A EC 132 representou uma resposta a décadas de ansiedade por uma reforma constitucional tributária capaz de proporcionar segurança jurídica, confiabilidade aos investimentos, crescimento econômico, justiça e desenvolvimento social. Como demonstraremos ao longo deste artigo, a incorporação expressa da transparência no texto constitucional não é apenas simbólica, mas carrega uma força normativa transformadora que se irradiará por todo o ordenamento jurídico tributário.

Pilares da transparência tributária
A constitucionalização da transparência tributária estrutura-se em alguns elementos fundamentais que impactam significativamente a relação entre Fisco e contribuintes. Estes elementos funcionam de forma integrada e complementar, criando um sistema robusto de accountability fiscal.

O primeiro elemento é o acesso à informação, que transcende a mera disponibilização de dados para constituir-se em verdadeiro direito subjetivo do contribuinte. Não se trata apenas do direito de obter informações pontuais, mas da criação de uma cultura organizacional voltada para a disponibilização sistemática, clara e tempestiva de dados tributários.

A transparência ativa exige que o próprio Estado disponibilize proativamente informações relevantes, antecipando-se às demandas dos contribuintes. A transparência passiva, por sua vez, garante ao cidadão o direito de solicitar esclarecimentos específicos e de receber respostas adequadas em prazo razoável.
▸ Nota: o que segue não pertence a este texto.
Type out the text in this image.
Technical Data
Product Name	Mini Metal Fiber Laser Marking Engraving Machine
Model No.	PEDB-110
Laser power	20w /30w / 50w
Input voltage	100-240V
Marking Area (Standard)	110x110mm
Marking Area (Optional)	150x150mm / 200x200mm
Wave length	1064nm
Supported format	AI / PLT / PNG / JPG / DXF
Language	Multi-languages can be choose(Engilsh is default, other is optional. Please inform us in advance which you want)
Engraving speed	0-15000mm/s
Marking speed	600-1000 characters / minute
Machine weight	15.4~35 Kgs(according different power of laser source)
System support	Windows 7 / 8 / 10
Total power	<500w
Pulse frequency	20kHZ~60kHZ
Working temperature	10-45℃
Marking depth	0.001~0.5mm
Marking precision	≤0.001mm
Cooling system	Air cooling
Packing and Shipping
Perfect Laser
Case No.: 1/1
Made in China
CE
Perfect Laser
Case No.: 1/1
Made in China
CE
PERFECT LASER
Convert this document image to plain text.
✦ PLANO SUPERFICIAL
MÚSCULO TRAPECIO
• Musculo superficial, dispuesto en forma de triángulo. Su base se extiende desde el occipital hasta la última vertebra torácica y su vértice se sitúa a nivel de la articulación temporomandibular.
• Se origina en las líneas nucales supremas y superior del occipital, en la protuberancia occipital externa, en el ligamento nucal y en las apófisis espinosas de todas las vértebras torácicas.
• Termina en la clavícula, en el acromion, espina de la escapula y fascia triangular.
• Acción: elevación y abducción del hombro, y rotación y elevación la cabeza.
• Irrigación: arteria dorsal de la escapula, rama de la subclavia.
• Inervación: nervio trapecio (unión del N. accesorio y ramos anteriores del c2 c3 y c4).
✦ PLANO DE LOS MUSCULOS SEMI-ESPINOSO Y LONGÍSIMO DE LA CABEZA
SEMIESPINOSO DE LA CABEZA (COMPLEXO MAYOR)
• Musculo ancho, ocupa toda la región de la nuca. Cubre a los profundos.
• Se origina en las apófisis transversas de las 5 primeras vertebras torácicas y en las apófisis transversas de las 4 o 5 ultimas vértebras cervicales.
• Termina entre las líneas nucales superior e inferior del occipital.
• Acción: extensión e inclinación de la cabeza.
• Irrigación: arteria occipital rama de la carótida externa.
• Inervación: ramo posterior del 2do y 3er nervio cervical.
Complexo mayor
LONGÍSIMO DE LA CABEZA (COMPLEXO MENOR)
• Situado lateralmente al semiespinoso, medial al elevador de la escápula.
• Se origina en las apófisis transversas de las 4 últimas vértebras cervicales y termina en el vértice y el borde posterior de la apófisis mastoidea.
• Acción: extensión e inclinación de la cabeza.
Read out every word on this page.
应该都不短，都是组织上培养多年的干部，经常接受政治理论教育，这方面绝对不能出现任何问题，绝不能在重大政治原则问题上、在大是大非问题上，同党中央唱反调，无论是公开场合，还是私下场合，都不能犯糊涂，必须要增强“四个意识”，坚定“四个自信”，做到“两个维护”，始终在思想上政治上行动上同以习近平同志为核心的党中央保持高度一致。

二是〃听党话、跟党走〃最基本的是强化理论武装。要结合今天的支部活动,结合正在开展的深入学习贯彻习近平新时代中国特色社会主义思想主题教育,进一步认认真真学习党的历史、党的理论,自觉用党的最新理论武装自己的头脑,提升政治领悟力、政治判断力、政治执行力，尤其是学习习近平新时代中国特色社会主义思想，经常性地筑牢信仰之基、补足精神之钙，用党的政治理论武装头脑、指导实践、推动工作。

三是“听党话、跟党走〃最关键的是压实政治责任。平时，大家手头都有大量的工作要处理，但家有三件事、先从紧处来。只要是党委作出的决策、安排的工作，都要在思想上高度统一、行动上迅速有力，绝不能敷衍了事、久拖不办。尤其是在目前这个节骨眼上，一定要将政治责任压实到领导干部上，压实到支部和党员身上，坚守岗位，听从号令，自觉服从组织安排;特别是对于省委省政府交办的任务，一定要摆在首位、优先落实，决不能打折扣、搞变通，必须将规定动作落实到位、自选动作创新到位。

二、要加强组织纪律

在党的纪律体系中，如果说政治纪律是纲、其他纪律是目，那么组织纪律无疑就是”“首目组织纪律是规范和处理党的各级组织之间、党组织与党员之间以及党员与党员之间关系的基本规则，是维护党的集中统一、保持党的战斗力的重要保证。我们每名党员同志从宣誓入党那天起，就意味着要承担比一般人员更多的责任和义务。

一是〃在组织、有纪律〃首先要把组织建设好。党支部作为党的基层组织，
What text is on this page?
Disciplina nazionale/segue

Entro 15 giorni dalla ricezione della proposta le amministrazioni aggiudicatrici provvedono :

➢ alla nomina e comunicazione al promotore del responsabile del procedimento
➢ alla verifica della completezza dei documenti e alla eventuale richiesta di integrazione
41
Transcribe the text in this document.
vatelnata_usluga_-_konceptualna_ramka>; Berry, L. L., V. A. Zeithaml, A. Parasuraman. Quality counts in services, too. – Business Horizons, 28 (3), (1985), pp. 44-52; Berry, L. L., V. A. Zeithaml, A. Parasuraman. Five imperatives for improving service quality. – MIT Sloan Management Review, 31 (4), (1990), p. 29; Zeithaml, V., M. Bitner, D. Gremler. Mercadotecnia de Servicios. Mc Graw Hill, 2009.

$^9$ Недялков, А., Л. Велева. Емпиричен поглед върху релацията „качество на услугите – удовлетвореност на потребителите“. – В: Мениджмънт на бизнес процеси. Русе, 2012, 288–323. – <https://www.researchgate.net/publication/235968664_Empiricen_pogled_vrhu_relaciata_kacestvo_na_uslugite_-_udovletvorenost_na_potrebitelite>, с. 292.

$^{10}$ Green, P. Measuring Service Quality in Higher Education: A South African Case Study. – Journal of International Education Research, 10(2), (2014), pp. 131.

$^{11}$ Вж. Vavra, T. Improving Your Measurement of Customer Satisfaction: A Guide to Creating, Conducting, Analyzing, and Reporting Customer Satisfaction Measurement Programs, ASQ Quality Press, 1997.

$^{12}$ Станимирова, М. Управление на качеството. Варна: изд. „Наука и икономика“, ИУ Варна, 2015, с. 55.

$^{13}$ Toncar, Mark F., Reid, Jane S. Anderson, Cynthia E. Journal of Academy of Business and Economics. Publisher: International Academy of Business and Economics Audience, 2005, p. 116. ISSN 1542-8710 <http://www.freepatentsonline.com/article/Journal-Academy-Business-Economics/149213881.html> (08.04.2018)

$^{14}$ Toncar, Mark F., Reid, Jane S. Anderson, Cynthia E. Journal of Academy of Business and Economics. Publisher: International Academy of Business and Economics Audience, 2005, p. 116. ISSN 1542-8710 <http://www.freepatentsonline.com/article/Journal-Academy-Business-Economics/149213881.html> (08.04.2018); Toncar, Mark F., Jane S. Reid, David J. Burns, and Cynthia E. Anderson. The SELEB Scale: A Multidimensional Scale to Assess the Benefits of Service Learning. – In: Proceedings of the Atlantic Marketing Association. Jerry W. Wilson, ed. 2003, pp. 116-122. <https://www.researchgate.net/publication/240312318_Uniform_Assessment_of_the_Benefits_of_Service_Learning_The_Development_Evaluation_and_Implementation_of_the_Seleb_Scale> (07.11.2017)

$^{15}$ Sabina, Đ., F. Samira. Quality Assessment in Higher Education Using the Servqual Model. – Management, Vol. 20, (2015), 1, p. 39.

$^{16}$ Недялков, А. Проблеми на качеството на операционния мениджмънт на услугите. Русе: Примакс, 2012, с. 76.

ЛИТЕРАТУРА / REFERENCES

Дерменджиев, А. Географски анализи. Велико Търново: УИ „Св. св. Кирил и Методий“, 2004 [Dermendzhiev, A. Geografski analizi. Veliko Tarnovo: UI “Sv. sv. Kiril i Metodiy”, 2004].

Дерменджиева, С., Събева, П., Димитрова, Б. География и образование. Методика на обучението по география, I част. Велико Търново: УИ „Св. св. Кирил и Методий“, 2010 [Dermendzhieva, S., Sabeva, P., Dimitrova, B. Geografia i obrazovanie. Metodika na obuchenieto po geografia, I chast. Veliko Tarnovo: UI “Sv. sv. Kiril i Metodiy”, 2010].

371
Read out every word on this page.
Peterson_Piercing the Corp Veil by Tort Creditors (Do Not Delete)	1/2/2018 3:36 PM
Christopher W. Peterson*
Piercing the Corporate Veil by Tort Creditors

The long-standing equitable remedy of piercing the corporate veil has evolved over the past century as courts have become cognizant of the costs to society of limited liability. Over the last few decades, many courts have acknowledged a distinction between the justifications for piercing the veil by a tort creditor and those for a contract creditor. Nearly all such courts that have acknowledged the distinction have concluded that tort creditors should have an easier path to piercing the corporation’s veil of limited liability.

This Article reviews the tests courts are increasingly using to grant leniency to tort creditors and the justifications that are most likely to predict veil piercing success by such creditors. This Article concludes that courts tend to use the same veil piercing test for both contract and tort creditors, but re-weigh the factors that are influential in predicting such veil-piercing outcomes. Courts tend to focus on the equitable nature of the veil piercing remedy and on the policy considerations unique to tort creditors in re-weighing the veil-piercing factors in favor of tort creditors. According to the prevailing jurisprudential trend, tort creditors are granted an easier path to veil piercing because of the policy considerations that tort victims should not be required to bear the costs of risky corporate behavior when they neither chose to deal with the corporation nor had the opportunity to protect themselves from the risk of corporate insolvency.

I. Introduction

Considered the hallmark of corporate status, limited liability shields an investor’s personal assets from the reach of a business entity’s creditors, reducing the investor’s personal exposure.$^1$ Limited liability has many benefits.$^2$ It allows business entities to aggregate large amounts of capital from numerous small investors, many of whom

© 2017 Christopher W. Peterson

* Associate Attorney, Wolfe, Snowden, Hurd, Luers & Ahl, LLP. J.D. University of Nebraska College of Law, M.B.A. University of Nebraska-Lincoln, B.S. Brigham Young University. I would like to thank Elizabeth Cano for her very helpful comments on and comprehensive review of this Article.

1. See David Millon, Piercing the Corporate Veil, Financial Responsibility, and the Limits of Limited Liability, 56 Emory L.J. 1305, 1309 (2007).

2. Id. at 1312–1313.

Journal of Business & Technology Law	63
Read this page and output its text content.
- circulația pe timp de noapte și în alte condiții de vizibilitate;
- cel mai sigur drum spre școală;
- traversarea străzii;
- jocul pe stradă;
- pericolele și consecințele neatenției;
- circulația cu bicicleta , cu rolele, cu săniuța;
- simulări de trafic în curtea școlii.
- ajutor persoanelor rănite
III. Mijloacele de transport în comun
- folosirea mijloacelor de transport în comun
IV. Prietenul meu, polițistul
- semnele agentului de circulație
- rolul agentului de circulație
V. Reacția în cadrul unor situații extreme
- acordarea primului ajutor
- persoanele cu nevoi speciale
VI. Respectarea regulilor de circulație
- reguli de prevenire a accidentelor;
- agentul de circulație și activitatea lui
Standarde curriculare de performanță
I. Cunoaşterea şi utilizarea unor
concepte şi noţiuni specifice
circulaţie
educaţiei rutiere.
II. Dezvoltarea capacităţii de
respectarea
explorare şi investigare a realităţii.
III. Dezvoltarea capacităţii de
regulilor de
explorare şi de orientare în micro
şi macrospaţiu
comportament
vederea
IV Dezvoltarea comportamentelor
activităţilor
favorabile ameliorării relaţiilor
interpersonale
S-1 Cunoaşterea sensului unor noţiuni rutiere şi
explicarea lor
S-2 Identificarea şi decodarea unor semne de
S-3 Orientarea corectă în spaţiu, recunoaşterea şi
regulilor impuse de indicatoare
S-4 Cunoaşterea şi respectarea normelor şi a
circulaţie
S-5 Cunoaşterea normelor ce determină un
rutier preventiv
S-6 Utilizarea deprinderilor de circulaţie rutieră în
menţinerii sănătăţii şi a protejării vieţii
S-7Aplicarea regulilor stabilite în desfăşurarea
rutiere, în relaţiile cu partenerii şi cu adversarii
O segundo pilar é a motivação das decisões, elemento que ganha nova dimensão e força com a constitucionalização da transparência. A fundamentação adequada das decisões não é apenas uma garantia contra a arbitrariedade, mas permite o controle da adequação dos atos administrativos aos objetivos e missões dos órgãos estatais. A motivação possibilita a sindicabilidade jurisdicional na medida em que serve a todos os envolvidos, partes e interessados, e representa uma expressão dos princípios da publicidade, transparência, da imparcialidade e do devido processo legal.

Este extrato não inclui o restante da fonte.